With such an inauspicious eatery at the center of a tawdry national news story, I couldn’t help but wonder: how’s the food?

I’m a little ashamed to admit that initially, I was hoping the answer was “very bad.” After a long history of prickish behavior from Grimm, the schadenfreude of his downfall has been spectacular, and a plateful of steaming, unpalatable dreck at the restaurant where he’s accused of hiding more than a million dollars from the government would have been the sesame dressing on the proverbial kale salad — or whatever it is they serve at places with names like “Healthalicious.”

The restaurant is small, with five tables, counter service, and sanitary, utilitarian decor. When I arrived at 1594 Second Avenue at around 7PM, “Sweet Home Alabama” was on the stereo, and two other customers’ sat waiting for their food.

Scanning the menu, with an eye towards proving the culinary douchiness of an establishment Grimm isn’t even involved with anymore, I found “Gym Plates,” a section featuring items with names like “Hard Core,” “The Muscle Maker,” and “The Body Toner.” I settled on “Get Ripped” — seared tilapia over cauliflower purée with a side of broccoli and lemon-caper dressing — and organic ginger-peach tea to drink.

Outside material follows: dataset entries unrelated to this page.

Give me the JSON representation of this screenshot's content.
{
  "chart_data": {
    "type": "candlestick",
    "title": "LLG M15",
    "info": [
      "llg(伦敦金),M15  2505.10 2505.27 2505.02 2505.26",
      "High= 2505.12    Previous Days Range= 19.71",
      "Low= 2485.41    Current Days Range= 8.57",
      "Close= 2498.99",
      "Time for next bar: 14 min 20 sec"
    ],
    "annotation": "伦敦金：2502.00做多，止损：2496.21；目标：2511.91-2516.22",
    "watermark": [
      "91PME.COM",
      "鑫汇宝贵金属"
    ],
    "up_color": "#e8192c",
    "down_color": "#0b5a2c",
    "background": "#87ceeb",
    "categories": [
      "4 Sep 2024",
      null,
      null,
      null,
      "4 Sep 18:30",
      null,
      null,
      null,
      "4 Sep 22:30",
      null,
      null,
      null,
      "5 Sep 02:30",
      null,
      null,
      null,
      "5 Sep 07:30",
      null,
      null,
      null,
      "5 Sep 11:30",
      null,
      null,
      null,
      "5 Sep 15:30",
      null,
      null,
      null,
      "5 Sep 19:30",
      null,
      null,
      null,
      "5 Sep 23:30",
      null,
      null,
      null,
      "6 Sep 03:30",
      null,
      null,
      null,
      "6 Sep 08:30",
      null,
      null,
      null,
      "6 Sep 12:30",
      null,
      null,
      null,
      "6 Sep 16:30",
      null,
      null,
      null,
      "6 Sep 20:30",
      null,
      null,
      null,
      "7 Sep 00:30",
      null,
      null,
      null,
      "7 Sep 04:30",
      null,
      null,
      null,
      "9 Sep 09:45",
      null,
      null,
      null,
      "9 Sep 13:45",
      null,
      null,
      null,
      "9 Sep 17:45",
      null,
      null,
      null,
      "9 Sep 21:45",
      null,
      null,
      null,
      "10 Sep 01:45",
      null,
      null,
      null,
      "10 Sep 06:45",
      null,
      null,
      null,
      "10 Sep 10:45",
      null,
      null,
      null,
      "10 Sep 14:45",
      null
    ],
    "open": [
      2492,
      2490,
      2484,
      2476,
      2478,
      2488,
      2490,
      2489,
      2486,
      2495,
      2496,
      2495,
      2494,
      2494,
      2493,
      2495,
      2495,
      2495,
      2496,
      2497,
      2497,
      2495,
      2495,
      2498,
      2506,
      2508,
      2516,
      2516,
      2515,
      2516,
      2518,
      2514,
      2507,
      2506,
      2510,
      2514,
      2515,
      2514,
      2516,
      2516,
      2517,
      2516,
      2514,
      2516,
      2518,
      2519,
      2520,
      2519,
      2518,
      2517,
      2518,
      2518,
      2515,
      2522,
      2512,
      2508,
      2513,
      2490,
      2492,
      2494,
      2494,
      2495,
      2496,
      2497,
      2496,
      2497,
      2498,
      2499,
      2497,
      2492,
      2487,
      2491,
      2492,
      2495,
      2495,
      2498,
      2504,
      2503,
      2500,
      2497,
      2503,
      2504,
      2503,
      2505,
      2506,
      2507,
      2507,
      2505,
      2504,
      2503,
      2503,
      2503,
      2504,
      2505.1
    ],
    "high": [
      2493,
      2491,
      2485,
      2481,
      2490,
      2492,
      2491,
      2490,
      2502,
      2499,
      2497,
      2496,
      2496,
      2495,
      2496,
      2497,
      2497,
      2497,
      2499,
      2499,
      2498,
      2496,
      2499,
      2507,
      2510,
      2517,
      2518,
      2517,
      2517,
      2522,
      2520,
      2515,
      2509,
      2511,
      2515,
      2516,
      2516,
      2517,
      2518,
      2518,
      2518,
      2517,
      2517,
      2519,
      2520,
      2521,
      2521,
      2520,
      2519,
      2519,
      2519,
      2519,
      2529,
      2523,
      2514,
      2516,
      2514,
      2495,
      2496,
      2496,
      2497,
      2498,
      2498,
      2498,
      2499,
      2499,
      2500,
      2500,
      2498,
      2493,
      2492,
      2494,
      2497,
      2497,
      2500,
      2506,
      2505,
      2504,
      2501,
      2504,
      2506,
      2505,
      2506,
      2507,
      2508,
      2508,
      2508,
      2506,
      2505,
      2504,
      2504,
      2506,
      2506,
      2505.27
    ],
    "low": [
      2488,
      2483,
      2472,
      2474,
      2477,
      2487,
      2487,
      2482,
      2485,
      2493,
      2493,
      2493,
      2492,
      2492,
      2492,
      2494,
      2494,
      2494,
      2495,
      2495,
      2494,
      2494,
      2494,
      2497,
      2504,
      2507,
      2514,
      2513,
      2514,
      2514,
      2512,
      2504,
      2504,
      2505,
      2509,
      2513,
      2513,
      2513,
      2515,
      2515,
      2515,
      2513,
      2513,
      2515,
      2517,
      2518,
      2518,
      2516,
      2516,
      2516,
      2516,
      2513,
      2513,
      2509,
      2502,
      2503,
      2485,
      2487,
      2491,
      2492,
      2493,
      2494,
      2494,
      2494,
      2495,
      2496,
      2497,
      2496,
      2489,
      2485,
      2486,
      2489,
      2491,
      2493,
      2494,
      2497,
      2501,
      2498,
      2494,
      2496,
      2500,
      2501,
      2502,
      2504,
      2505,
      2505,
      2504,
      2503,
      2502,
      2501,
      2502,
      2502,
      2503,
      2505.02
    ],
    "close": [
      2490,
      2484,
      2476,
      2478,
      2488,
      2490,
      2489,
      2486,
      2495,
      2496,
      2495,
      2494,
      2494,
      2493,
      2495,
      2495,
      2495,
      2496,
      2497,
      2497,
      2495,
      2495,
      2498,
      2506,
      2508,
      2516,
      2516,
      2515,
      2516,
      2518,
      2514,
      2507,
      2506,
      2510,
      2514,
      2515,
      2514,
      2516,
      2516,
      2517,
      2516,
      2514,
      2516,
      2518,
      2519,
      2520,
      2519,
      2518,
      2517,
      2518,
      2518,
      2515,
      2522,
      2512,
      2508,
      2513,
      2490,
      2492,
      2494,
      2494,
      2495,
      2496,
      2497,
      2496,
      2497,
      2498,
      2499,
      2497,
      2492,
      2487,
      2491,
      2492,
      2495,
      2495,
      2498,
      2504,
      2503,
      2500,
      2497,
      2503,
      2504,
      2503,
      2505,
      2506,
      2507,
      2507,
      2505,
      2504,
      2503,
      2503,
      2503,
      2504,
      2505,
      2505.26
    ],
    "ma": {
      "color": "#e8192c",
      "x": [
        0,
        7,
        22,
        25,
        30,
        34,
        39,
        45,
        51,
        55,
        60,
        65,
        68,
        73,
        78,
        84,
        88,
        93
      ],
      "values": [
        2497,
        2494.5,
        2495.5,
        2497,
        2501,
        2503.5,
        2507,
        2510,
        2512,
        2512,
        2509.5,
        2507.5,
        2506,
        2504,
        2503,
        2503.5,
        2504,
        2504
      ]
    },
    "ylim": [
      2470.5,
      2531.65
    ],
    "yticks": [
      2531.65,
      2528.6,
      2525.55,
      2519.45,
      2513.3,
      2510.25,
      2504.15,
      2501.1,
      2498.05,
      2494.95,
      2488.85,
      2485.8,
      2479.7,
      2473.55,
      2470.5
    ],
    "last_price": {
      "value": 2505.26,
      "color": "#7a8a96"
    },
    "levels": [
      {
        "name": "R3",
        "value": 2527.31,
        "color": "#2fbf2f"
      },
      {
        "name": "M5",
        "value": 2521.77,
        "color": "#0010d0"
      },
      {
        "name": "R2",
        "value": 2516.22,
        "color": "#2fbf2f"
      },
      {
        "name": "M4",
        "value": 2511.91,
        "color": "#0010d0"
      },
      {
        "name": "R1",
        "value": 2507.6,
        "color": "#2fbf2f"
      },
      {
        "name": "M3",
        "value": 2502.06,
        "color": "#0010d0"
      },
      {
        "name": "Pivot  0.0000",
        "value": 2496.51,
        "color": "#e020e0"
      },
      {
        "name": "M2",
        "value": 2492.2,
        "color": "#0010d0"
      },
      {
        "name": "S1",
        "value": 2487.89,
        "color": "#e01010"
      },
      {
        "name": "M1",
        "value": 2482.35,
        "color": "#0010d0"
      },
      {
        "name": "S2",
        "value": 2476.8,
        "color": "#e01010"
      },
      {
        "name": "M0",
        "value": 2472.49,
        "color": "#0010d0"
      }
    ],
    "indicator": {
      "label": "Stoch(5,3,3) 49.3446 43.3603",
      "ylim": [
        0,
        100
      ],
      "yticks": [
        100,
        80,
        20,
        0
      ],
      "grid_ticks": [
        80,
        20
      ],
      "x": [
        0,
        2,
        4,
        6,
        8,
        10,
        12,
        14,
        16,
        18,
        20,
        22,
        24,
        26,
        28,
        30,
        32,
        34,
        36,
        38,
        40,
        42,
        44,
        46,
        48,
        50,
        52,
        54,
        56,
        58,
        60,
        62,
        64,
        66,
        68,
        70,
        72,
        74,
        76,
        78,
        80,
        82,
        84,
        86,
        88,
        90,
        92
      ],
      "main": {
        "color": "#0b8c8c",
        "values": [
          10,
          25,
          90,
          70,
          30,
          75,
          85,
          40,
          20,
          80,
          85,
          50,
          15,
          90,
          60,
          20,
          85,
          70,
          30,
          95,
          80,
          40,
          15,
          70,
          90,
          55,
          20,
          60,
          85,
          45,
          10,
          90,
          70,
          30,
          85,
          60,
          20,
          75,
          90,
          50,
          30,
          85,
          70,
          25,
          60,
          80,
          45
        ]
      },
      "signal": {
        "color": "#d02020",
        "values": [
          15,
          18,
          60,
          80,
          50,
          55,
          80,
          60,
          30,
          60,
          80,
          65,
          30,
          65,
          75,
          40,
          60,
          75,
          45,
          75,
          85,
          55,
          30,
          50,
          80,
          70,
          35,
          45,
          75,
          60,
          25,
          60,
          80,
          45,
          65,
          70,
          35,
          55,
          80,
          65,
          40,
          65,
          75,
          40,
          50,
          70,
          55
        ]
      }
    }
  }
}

The food arrived looking aggressively bland — a gray iceberg of fish in a foreboding sea of creamy whiteness, with a few unseasoned vegetables thrown in for some color. The tea, at least, was refreshing, so that anything unsavory could be easily washed down and forgotten.

My first bite of tilapia was a minor revelation. “Seared” was probably overselling it, but the skin was crispy and flavor, and the meat inside wasn’t at all dried-out like I was expecting. The cauliflower purée was richer than anything made of vegetables has any right to be — I’m not convinced it wasn’t loaded with butter — and the steamed broccoli, was, well, steamed broccoli. Nothing to get excited over, but to its credit, it wasn’t overcooked.

The employee I spoke to, who was friendly and helpful before and after I told him I was a reporter, said he had never heard of Grimm before reporters came knocking down the door this week. Now, he said, a company called NTE Management owns the place. There’s scant mention of NTE online, though a company of that name was incorporated in New York City last year.

Would I recommend Healthalicious to a friend? Probably not, but not because of any grand moral failure. It’s just too expensive. My food came to $9.79 — a fair price had it been delivered to me on a plate with actual silverware, but too much to pay for plastic-fork counter service at a place with a concrete floor and classic rock on the radio.